Soon after, wandering the hospital’s halls during a break, Hayes saw a doctor applying a cast and something clicked. Hayes was studying journalism at Marquette University in Wisconsin while working at a hospital when a friend came back from Turkey with a small piece of hash. “I wanted to do all this so I could write about it. It’s what I loved most,” he says of those trips. It was so therapeutic to start talking when I got off the plane, and I never stopped.”įar from the sweaty, conspicuous mess portrayed in the movie by Brad Davis, by the time the real Hayes approached that Istanbul customs agent, he’d already made three successful smuggling runs. “I never had that opportunity and probably am glad I didn’t. “Most guys want to forget prison,” Hayes, 72, says over coffee and a muffin.

Midnight Express by Billy Hayes

He spent the next five years in a variety of prisons around Turkey before escaping, flying home to see his family and chronicling his ordeal in the book that inspired the landmark film. 6, 1970, the current Summerlin resident tried to board a flight from Istanbul to his native New York with two kilos of hashish taped to his torso.
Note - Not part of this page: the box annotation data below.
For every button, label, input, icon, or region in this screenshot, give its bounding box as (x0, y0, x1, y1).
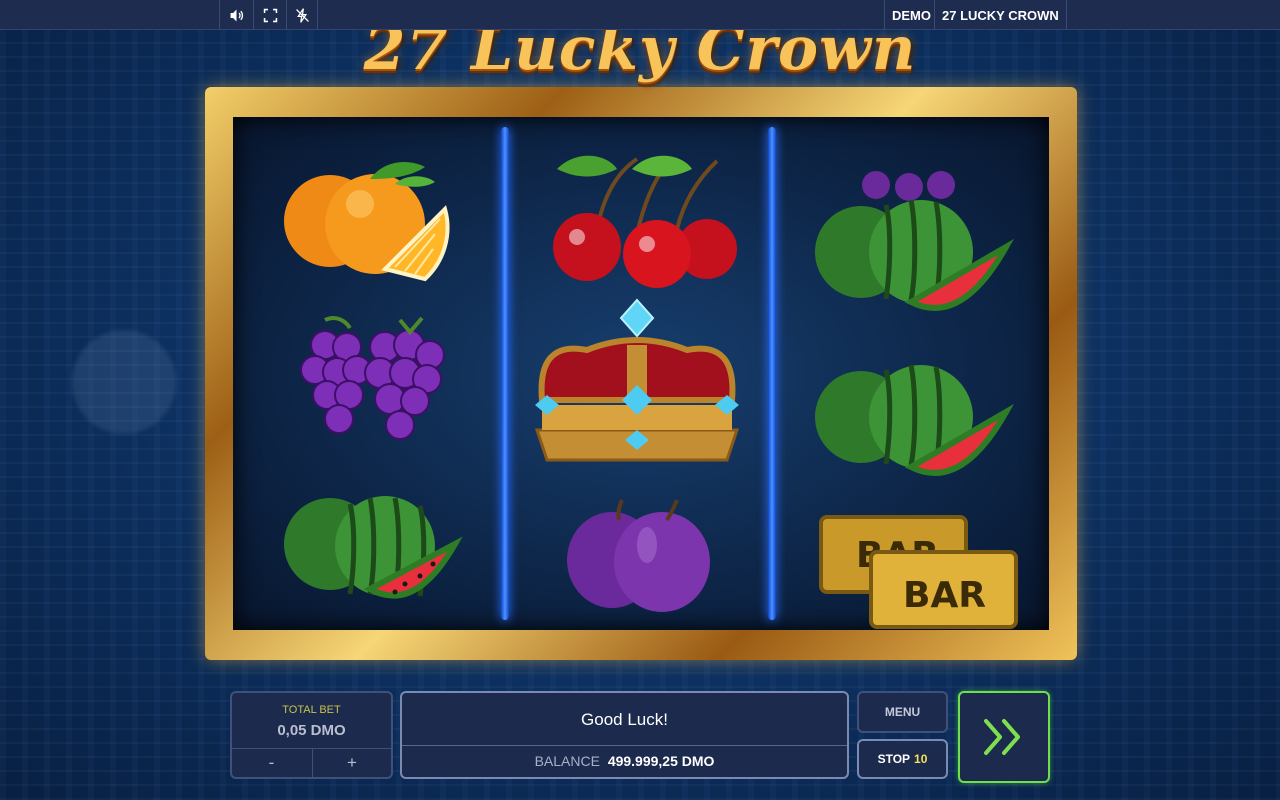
stop-label: STOP (877, 752, 911, 766)
symbol-watermelon (245, 469, 495, 629)
turbo-button[interactable] (286, 0, 318, 30)
decrease-bet-button[interactable]: - (232, 749, 311, 777)
balance-value: 499.999,25 DMO (607, 753, 715, 769)
fullscreen-button[interactable] (253, 0, 286, 30)
symbol-watermelon (786, 177, 1036, 337)
orange-icon (284, 162, 450, 282)
symbol-cherries (512, 139, 762, 299)
autoplay-count: 10 (914, 752, 928, 766)
watermelon-icon (284, 496, 463, 599)
cherries-icon (553, 155, 737, 288)
status-message: Good Luck! (581, 710, 668, 729)
divider (402, 745, 847, 746)
watermelon-icon (815, 199, 1015, 311)
game-name-label: 27 LUCKY CROWN (934, 0, 1067, 30)
double-chevron-right-icon (984, 719, 1020, 755)
background-glow (72, 330, 176, 434)
symbol-watermelon (786, 342, 1036, 502)
reel-area: BAR BAR (233, 117, 1049, 630)
plum-icon (567, 499, 710, 612)
bar-icon: BAR BAR (819, 515, 1018, 629)
reel-divider (768, 127, 776, 620)
increase-bet-button[interactable]: + (312, 749, 391, 777)
fullscreen-icon (263, 8, 277, 22)
demo-label: DEMO (884, 0, 938, 30)
reel-frame: BAR BAR (205, 87, 1077, 660)
symbol-orange (245, 139, 495, 299)
symbol-crown (512, 298, 762, 475)
top-bar: DEMO 27 LUCKY CROWN (0, 0, 1280, 30)
sound-icon (230, 9, 243, 21)
balance-label: BALANCE (534, 753, 600, 769)
sound-button[interactable] (219, 0, 252, 30)
balance-row: BALANCE 499.999,25 DMO (402, 753, 847, 769)
total-bet-label: TOTAL BET (282, 704, 341, 716)
reel-divider (501, 127, 509, 620)
message-panel: Good Luck! BALANCE 499.999,25 DMO (400, 691, 849, 779)
watermelon-icon (815, 364, 1015, 476)
grapes-icon (300, 316, 445, 440)
svg-text:BAR: BAR (903, 575, 986, 616)
total-bet-value: 0,05 DMO (277, 722, 346, 739)
spin-button[interactable] (958, 691, 1050, 783)
symbol-grapes (245, 305, 495, 465)
total-bet-panel: TOTAL BET 0,05 DMO - + (230, 691, 393, 779)
symbol-bar: BAR BAR (786, 497, 1036, 630)
turbo-off-icon (295, 7, 309, 23)
menu-button[interactable]: MENU (857, 691, 948, 733)
autoplay-stop-button[interactable]: STOP 10 (857, 739, 948, 779)
crown-icon (534, 298, 740, 462)
symbol-plum (512, 475, 762, 630)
No one knows those horrors, though, better than Billy Hayes.

Midnight Express by Billy Hayes

Then, in 1978, came “Midnight Express,” a movie so harrowing that the words “Turkish prison” still have the power to terrify. Billy Hayes, the young American who escaped from a Turkish jail where he had spent five years for hashish smuggling, is pictured in 1978. They’d already weathered nightmares involving sharks, Linda Blair’s spinning head and Ned Beatty’s misadventures in the Georgia woods. Moviegoers in the 1970s were a hardy bunch. Brad Davis, right, portrays Billy Hayes in “Midnight Express,” opposite John Hurt, who earned an Oscar nomination for his portrayal of a fellow prisoner named Max.